Limiter l’usage de la 4G
Éteindre sa box quand elle n’est pas utilisée
Baisser la luminosité de son écran
.Activer la protection contre le pistage en mode strict car les services qui pistent les données engloutissent une quantité d’informations gigantesque. Sur presque tous les sites web que vous visitez, vos données sont transmises à des dizaines, voire des centaines d’entreprises. En activant cette protection en mode strict, vous bloquez le transfert de ces données, ce qui signifie que vous consommez moins d’énergie.
Réutilisez vos recherches
Il s’avère qu’un nombre très important de termes de recherche (les mots que vous tapez dans un moteur de recherche) sont d’ordre navigationnel : vous ne cherchez pas pour trouver quelque chose, mais pour aller quelque part où vous avez l’habitude de vous rendre. Par exemple, vous cherchez le terme Twitter plutôt que de vous rendre directement sur Twitter. En effectuant une recherche plutôt que de vous rendre directement sur le site, vous envoyez des informations depuis votre navigateur vers les serveurs d’un moteur de recherche qui à leur tour envoient une liste de résultats vers votre navigateur. Ce processus anodin mais superflu a un impact sur votre empreinte carbone. 
Bloquez la lecture automatique des vidéos. Le navigateur Firefox permet dans sa dernière version de bloquer par défaut la lecture automatique de toutes les vidéos. Ainsi, vous faites un geste pour la planète tout en évitant de réveiller la personne qui dort à vos côtés ou de surprendre vos collègues de bureau avec les sons qui s’échappent inopinément de votre ordinateur.

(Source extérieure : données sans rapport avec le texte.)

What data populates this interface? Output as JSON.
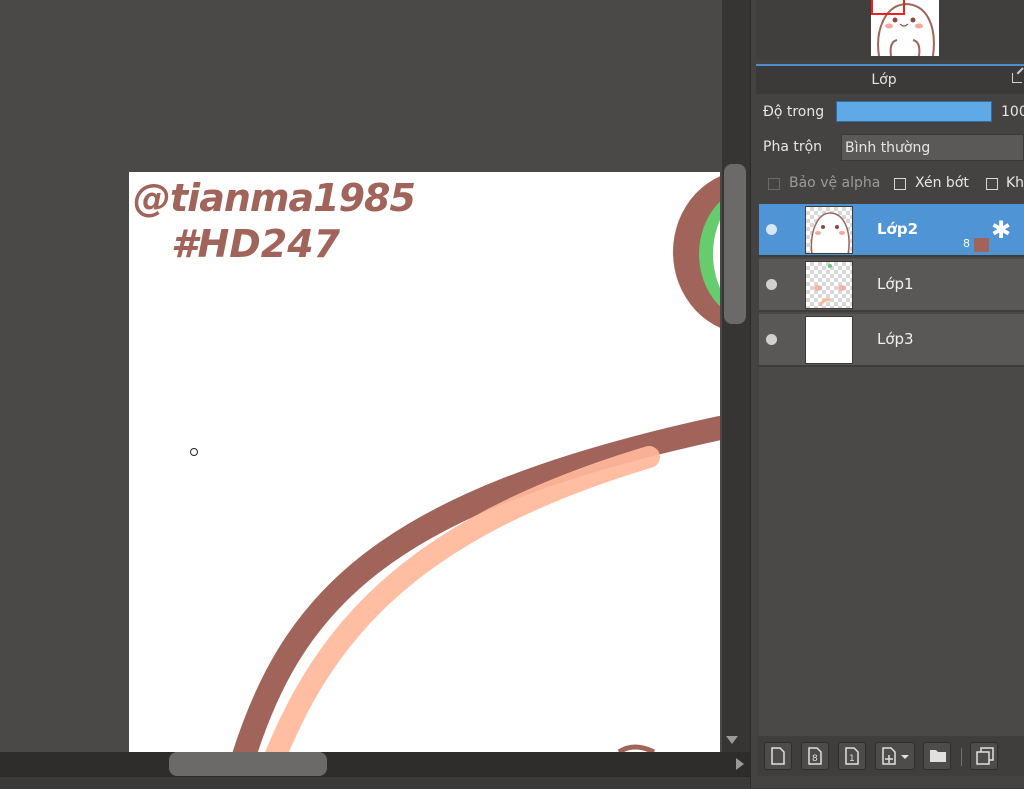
{
  "canvas": {
    "watermark_line1": "@tianma1985",
    "watermark_line2": "#HD247",
    "colors": {
      "outline": "#a0645a",
      "fill": "#ffb79a",
      "green": "#66cc6e",
      "canvas": "#ffffff"
    }
  },
  "layer_panel": {
    "title": "Lớp",
    "opacity_label": "Độ trong",
    "opacity_value": "100",
    "opacity_fraction": 1.0,
    "blend_label": "Pha trộn",
    "blend_value": "Bình thường",
    "protect_alpha_label": "Bảo vệ alpha",
    "clipping_label": "Xén bớt",
    "lock_label": "Kh",
    "accent_color": "#4f94d4"
  },
  "layers": [
    {
      "name": "Lớp2",
      "selected": true,
      "bit_depth": "8",
      "thumbnail": "character"
    },
    {
      "name": "Lớp1",
      "selected": false,
      "thumbnail": "transparent"
    },
    {
      "name": "Lớp3",
      "selected": false,
      "thumbnail": "white"
    }
  ],
  "toolbar_icons": [
    "new-layer-icon",
    "new-8bit-layer-icon",
    "new-1bit-layer-icon",
    "add-layer-menu-icon",
    "folder-icon",
    "duplicate-layer-icon"
  ]
}
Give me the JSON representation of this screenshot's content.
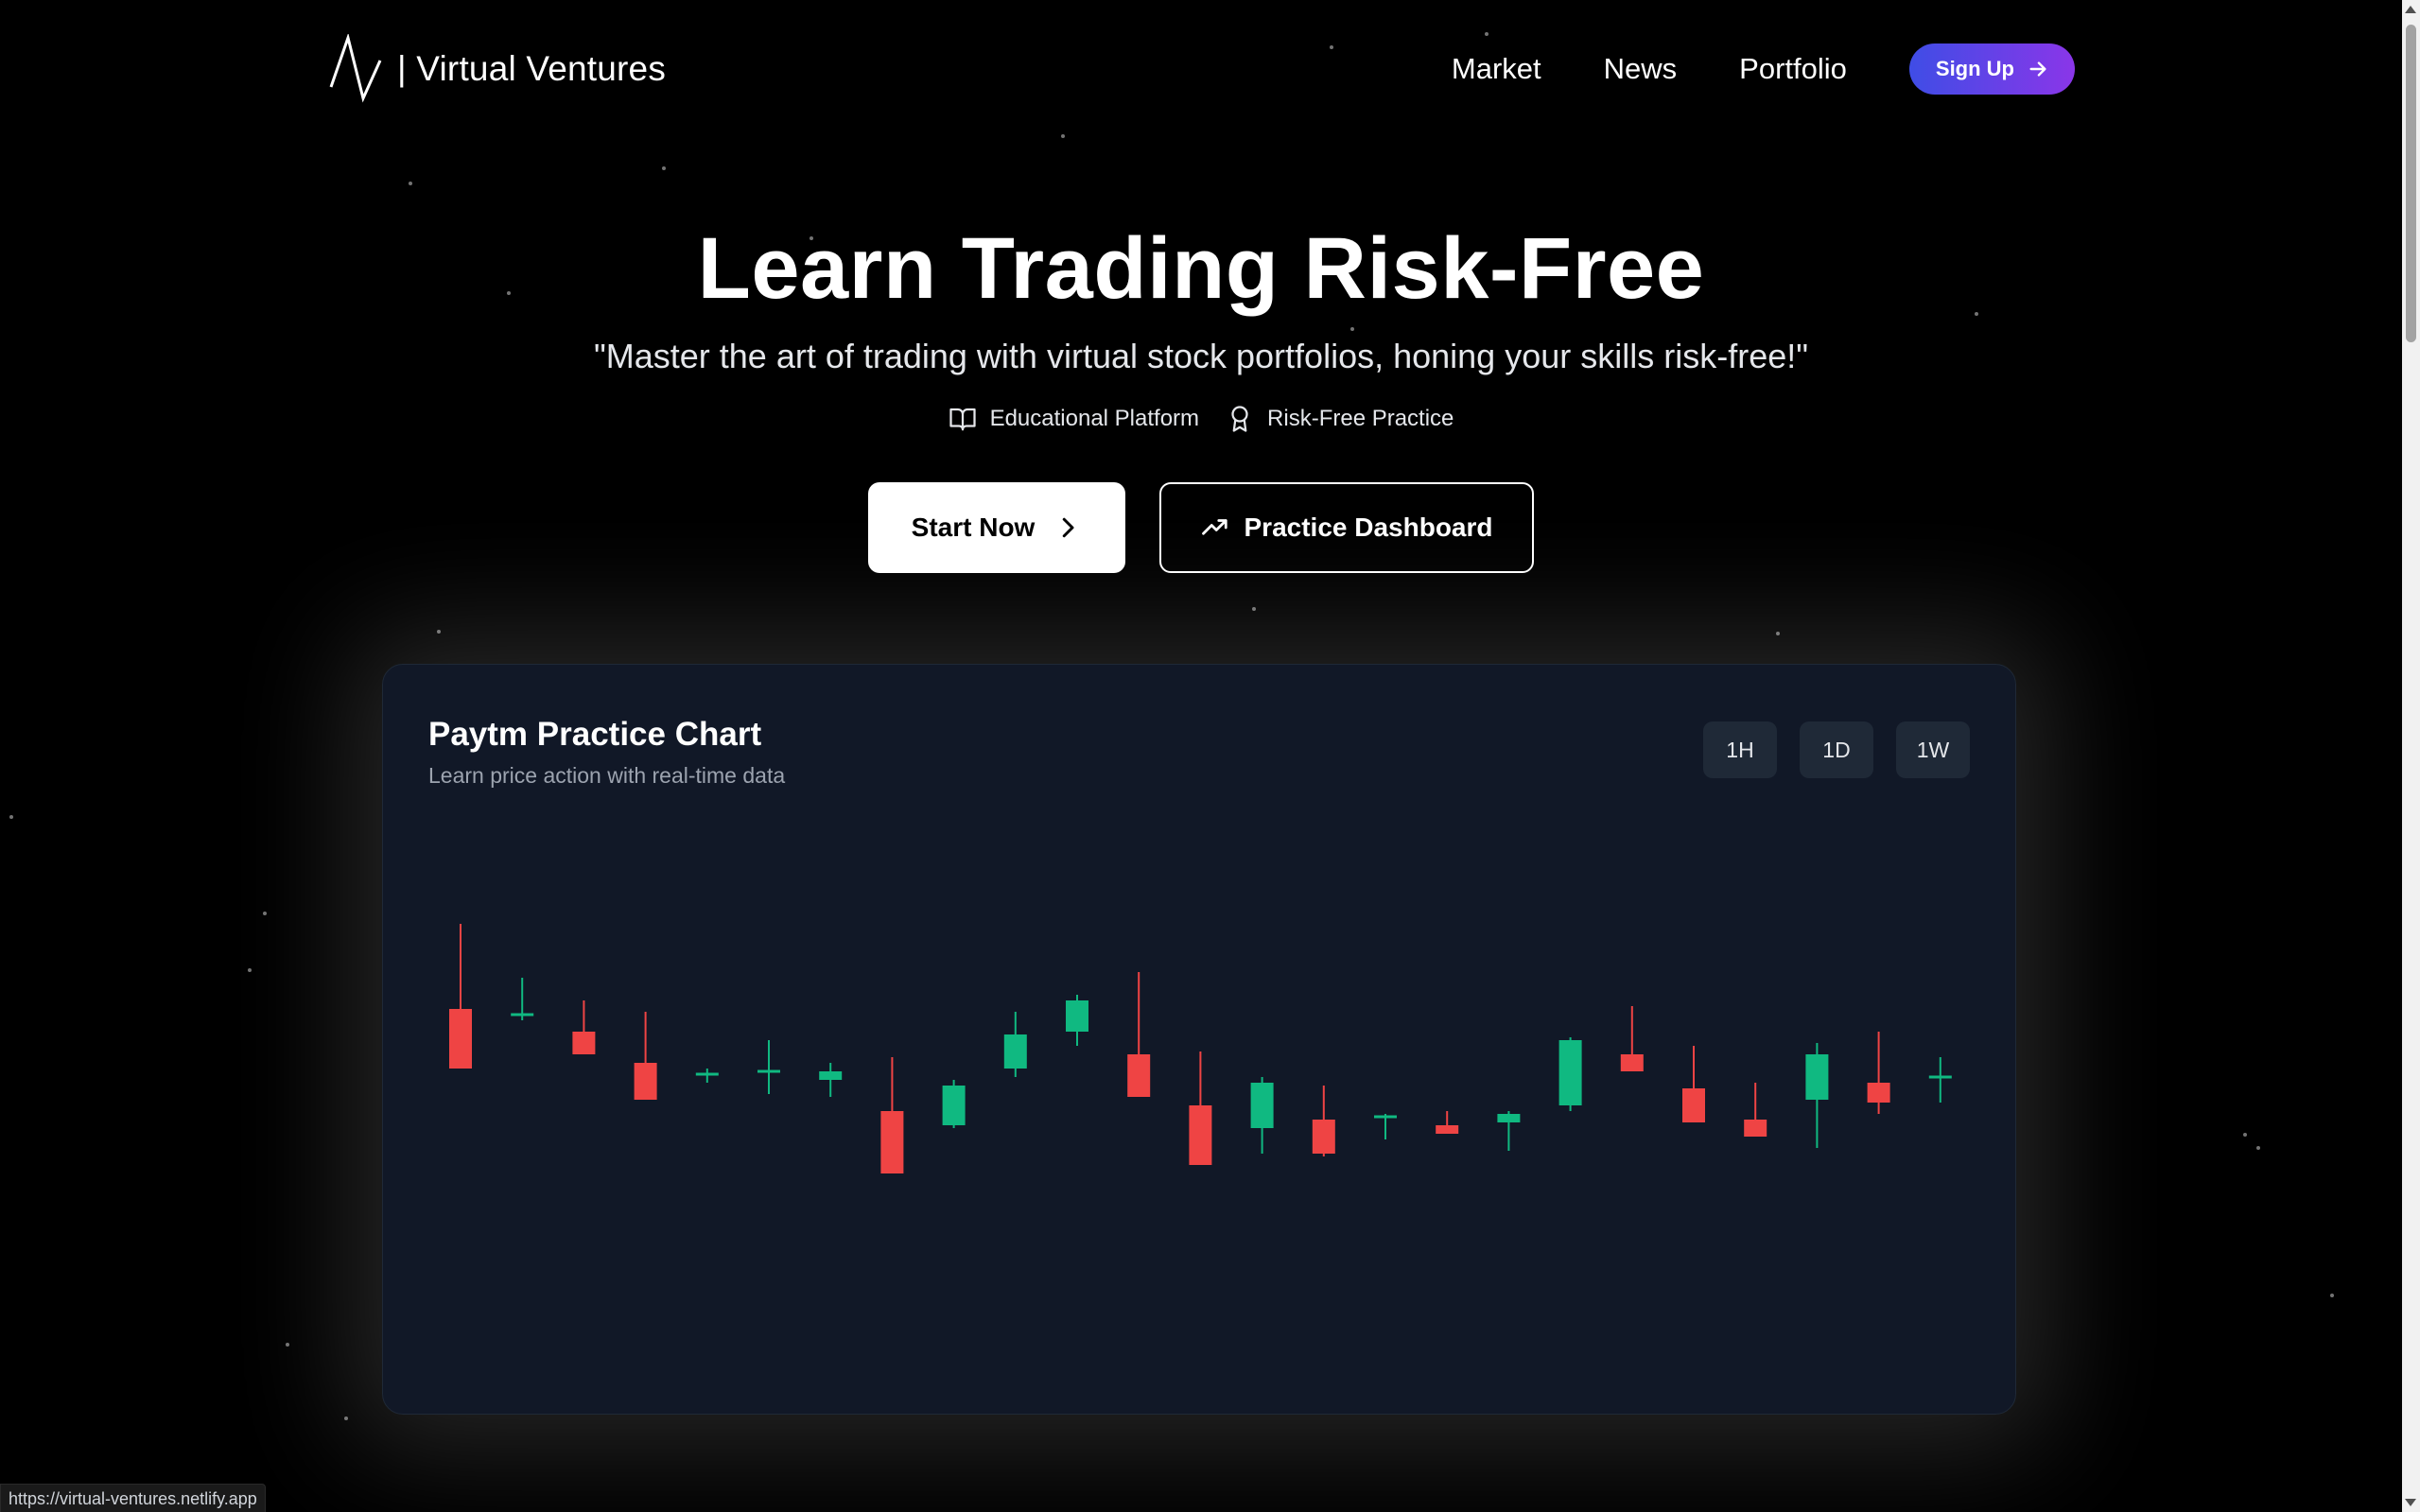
{
  "browser": {
    "status_url": "https://virtual-ventures.netlify.app"
  },
  "nav": {
    "brand": "| Virtual Ventures",
    "links": [
      "Market",
      "News",
      "Portfolio"
    ],
    "signup_label": "Sign Up",
    "signup_gradient": [
      "#3f4de6",
      "#8a36e8"
    ]
  },
  "hero": {
    "title": "Learn Trading Risk-Free",
    "subtitle": "\"Master the art of trading with virtual stock portfolios, honing your skills risk-free!\"",
    "tags": [
      {
        "label": "Educational Platform",
        "icon": "book-open-icon"
      },
      {
        "label": "Risk-Free Practice",
        "icon": "award-icon"
      }
    ],
    "primary_cta": "Start Now",
    "secondary_cta": "Practice Dashboard"
  },
  "chart_card": {
    "title": "Paytm Practice Chart",
    "subtitle": "Learn price action with real-time data",
    "timeframes": [
      "1H",
      "1D",
      "1W"
    ]
  },
  "colors": {
    "background": "#000000",
    "card": "#111827",
    "up": "#10b981",
    "down": "#ef4444"
  },
  "chart_data": {
    "type": "candlestick",
    "title": "Paytm Practice Chart",
    "candles": [
      {
        "open": 172,
        "close": 151,
        "high": 202,
        "low": 151
      },
      {
        "open": 170,
        "close": 170,
        "high": 183,
        "low": 168
      },
      {
        "open": 164,
        "close": 156,
        "high": 175,
        "low": 156
      },
      {
        "open": 153,
        "close": 140,
        "high": 171,
        "low": 140
      },
      {
        "open": 149,
        "close": 149,
        "high": 151,
        "low": 146
      },
      {
        "open": 150,
        "close": 150,
        "high": 161,
        "low": 142
      },
      {
        "open": 147,
        "close": 150,
        "high": 153,
        "low": 141
      },
      {
        "open": 136,
        "close": 114,
        "high": 155,
        "low": 114
      },
      {
        "open": 131,
        "close": 145,
        "high": 147,
        "low": 130
      },
      {
        "open": 151,
        "close": 163,
        "high": 171,
        "low": 148
      },
      {
        "open": 164,
        "close": 175,
        "high": 177,
        "low": 159
      },
      {
        "open": 156,
        "close": 141,
        "high": 185,
        "low": 141
      },
      {
        "open": 138,
        "close": 117,
        "high": 157,
        "low": 117
      },
      {
        "open": 130,
        "close": 146,
        "high": 148,
        "low": 121
      },
      {
        "open": 133,
        "close": 121,
        "high": 145,
        "low": 120
      },
      {
        "open": 134,
        "close": 134,
        "high": 135,
        "low": 126
      },
      {
        "open": 131,
        "close": 128,
        "high": 136,
        "low": 128
      },
      {
        "open": 132,
        "close": 135,
        "high": 136,
        "low": 122
      },
      {
        "open": 138,
        "close": 161,
        "high": 162,
        "low": 136
      },
      {
        "open": 156,
        "close": 150,
        "high": 173,
        "low": 150
      },
      {
        "open": 144,
        "close": 132,
        "high": 159,
        "low": 132
      },
      {
        "open": 133,
        "close": 127,
        "high": 146,
        "low": 127
      },
      {
        "open": 140,
        "close": 156,
        "high": 160,
        "low": 123
      },
      {
        "open": 146,
        "close": 139,
        "high": 164,
        "low": 135
      },
      {
        "open": 148,
        "close": 148,
        "high": 155,
        "low": 139
      }
    ],
    "ylim": [
      60,
      260
    ],
    "grid": false,
    "legend": "none"
  }
}
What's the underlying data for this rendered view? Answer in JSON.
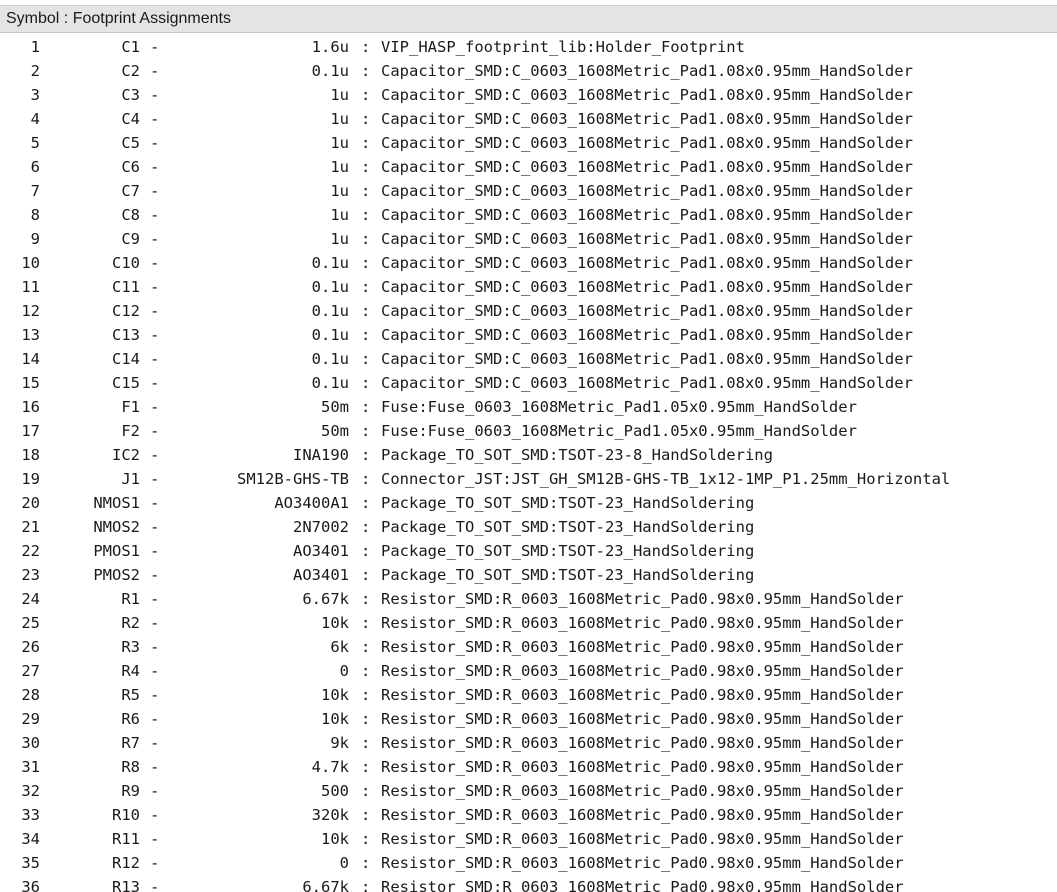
{
  "panel": {
    "title": "Symbol : Footprint Assignments"
  },
  "separator": "-",
  "colon": ":",
  "rows": [
    {
      "index": "1",
      "ref": "C1",
      "value": "1.6u",
      "footprint": "VIP_HASP_footprint_lib:Holder_Footprint"
    },
    {
      "index": "2",
      "ref": "C2",
      "value": "0.1u",
      "footprint": "Capacitor_SMD:C_0603_1608Metric_Pad1.08x0.95mm_HandSolder"
    },
    {
      "index": "3",
      "ref": "C3",
      "value": "1u",
      "footprint": "Capacitor_SMD:C_0603_1608Metric_Pad1.08x0.95mm_HandSolder"
    },
    {
      "index": "4",
      "ref": "C4",
      "value": "1u",
      "footprint": "Capacitor_SMD:C_0603_1608Metric_Pad1.08x0.95mm_HandSolder"
    },
    {
      "index": "5",
      "ref": "C5",
      "value": "1u",
      "footprint": "Capacitor_SMD:C_0603_1608Metric_Pad1.08x0.95mm_HandSolder"
    },
    {
      "index": "6",
      "ref": "C6",
      "value": "1u",
      "footprint": "Capacitor_SMD:C_0603_1608Metric_Pad1.08x0.95mm_HandSolder"
    },
    {
      "index": "7",
      "ref": "C7",
      "value": "1u",
      "footprint": "Capacitor_SMD:C_0603_1608Metric_Pad1.08x0.95mm_HandSolder"
    },
    {
      "index": "8",
      "ref": "C8",
      "value": "1u",
      "footprint": "Capacitor_SMD:C_0603_1608Metric_Pad1.08x0.95mm_HandSolder"
    },
    {
      "index": "9",
      "ref": "C9",
      "value": "1u",
      "footprint": "Capacitor_SMD:C_0603_1608Metric_Pad1.08x0.95mm_HandSolder"
    },
    {
      "index": "10",
      "ref": "C10",
      "value": "0.1u",
      "footprint": "Capacitor_SMD:C_0603_1608Metric_Pad1.08x0.95mm_HandSolder"
    },
    {
      "index": "11",
      "ref": "C11",
      "value": "0.1u",
      "footprint": "Capacitor_SMD:C_0603_1608Metric_Pad1.08x0.95mm_HandSolder"
    },
    {
      "index": "12",
      "ref": "C12",
      "value": "0.1u",
      "footprint": "Capacitor_SMD:C_0603_1608Metric_Pad1.08x0.95mm_HandSolder"
    },
    {
      "index": "13",
      "ref": "C13",
      "value": "0.1u",
      "footprint": "Capacitor_SMD:C_0603_1608Metric_Pad1.08x0.95mm_HandSolder"
    },
    {
      "index": "14",
      "ref": "C14",
      "value": "0.1u",
      "footprint": "Capacitor_SMD:C_0603_1608Metric_Pad1.08x0.95mm_HandSolder"
    },
    {
      "index": "15",
      "ref": "C15",
      "value": "0.1u",
      "footprint": "Capacitor_SMD:C_0603_1608Metric_Pad1.08x0.95mm_HandSolder"
    },
    {
      "index": "16",
      "ref": "F1",
      "value": "50m",
      "footprint": "Fuse:Fuse_0603_1608Metric_Pad1.05x0.95mm_HandSolder"
    },
    {
      "index": "17",
      "ref": "F2",
      "value": "50m",
      "footprint": "Fuse:Fuse_0603_1608Metric_Pad1.05x0.95mm_HandSolder"
    },
    {
      "index": "18",
      "ref": "IC2",
      "value": "INA190",
      "footprint": "Package_TO_SOT_SMD:TSOT-23-8_HandSoldering"
    },
    {
      "index": "19",
      "ref": "J1",
      "value": "SM12B-GHS-TB",
      "footprint": "Connector_JST:JST_GH_SM12B-GHS-TB_1x12-1MP_P1.25mm_Horizontal"
    },
    {
      "index": "20",
      "ref": "NMOS1",
      "value": "AO3400A1",
      "footprint": "Package_TO_SOT_SMD:TSOT-23_HandSoldering"
    },
    {
      "index": "21",
      "ref": "NMOS2",
      "value": "2N7002",
      "footprint": "Package_TO_SOT_SMD:TSOT-23_HandSoldering"
    },
    {
      "index": "22",
      "ref": "PMOS1",
      "value": "AO3401",
      "footprint": "Package_TO_SOT_SMD:TSOT-23_HandSoldering"
    },
    {
      "index": "23",
      "ref": "PMOS2",
      "value": "AO3401",
      "footprint": "Package_TO_SOT_SMD:TSOT-23_HandSoldering"
    },
    {
      "index": "24",
      "ref": "R1",
      "value": "6.67k",
      "footprint": "Resistor_SMD:R_0603_1608Metric_Pad0.98x0.95mm_HandSolder"
    },
    {
      "index": "25",
      "ref": "R2",
      "value": "10k",
      "footprint": "Resistor_SMD:R_0603_1608Metric_Pad0.98x0.95mm_HandSolder"
    },
    {
      "index": "26",
      "ref": "R3",
      "value": "6k",
      "footprint": "Resistor_SMD:R_0603_1608Metric_Pad0.98x0.95mm_HandSolder"
    },
    {
      "index": "27",
      "ref": "R4",
      "value": "0",
      "footprint": "Resistor_SMD:R_0603_1608Metric_Pad0.98x0.95mm_HandSolder"
    },
    {
      "index": "28",
      "ref": "R5",
      "value": "10k",
      "footprint": "Resistor_SMD:R_0603_1608Metric_Pad0.98x0.95mm_HandSolder"
    },
    {
      "index": "29",
      "ref": "R6",
      "value": "10k",
      "footprint": "Resistor_SMD:R_0603_1608Metric_Pad0.98x0.95mm_HandSolder"
    },
    {
      "index": "30",
      "ref": "R7",
      "value": "9k",
      "footprint": "Resistor_SMD:R_0603_1608Metric_Pad0.98x0.95mm_HandSolder"
    },
    {
      "index": "31",
      "ref": "R8",
      "value": "4.7k",
      "footprint": "Resistor_SMD:R_0603_1608Metric_Pad0.98x0.95mm_HandSolder"
    },
    {
      "index": "32",
      "ref": "R9",
      "value": "500",
      "footprint": "Resistor_SMD:R_0603_1608Metric_Pad0.98x0.95mm_HandSolder"
    },
    {
      "index": "33",
      "ref": "R10",
      "value": "320k",
      "footprint": "Resistor_SMD:R_0603_1608Metric_Pad0.98x0.95mm_HandSolder"
    },
    {
      "index": "34",
      "ref": "R11",
      "value": "10k",
      "footprint": "Resistor_SMD:R_0603_1608Metric_Pad0.98x0.95mm_HandSolder"
    },
    {
      "index": "35",
      "ref": "R12",
      "value": "0",
      "footprint": "Resistor_SMD:R_0603_1608Metric_Pad0.98x0.95mm_HandSolder"
    },
    {
      "index": "36",
      "ref": "R13",
      "value": "6.67k",
      "footprint": "Resistor_SMD:R_0603_1608Metric_Pad0.98x0.95mm_HandSolder"
    }
  ]
}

Utilisez le mode veille avec discernement. Un ordinateur en veille utilise encore 20 à 40 % de sa consommation en marche. Autant l’arrêter le plus souvent possible !
Evitez les économiseurs d’écran avec des graphismes en 3D. Ne les confondez pas avec les économiseurs d’énergie qui assurent des économies conséquentes quand l’ordinateur est en veille.
Pour limiter la consommation énergétique des courriels : 
- Réduire le nombre de destinataires au minimum utile : soustraire un destinataire permet de gagner 6 g équivalent CO.
- Envoyer plutôt des documents faciles à lire et rapides à consulter
- Optimiser la taille des documents  (fichiers compressés, images et PDF basse résolution, lien hyper-texte à la place d’un document...).
- Supprimer les pièces jointes attachées au message quand je réponds.
- Limiter le temps de stockage des mails et des pièces jointes..
- Eviter les envois avec des documents très volumineux

Selon GreenIT, « quelques mesures simples permettraient de réduire considérablement (de 27 à 52 %) l’empreinte environnementale du numérique : réduire le nombre d’objets connectés en favorisant leur mutualisation et leur substitution, réduire le nombre d’écrans plats, augmenter la durée de vie des équipements, réduire les besoins des services numériques via leur écoconception.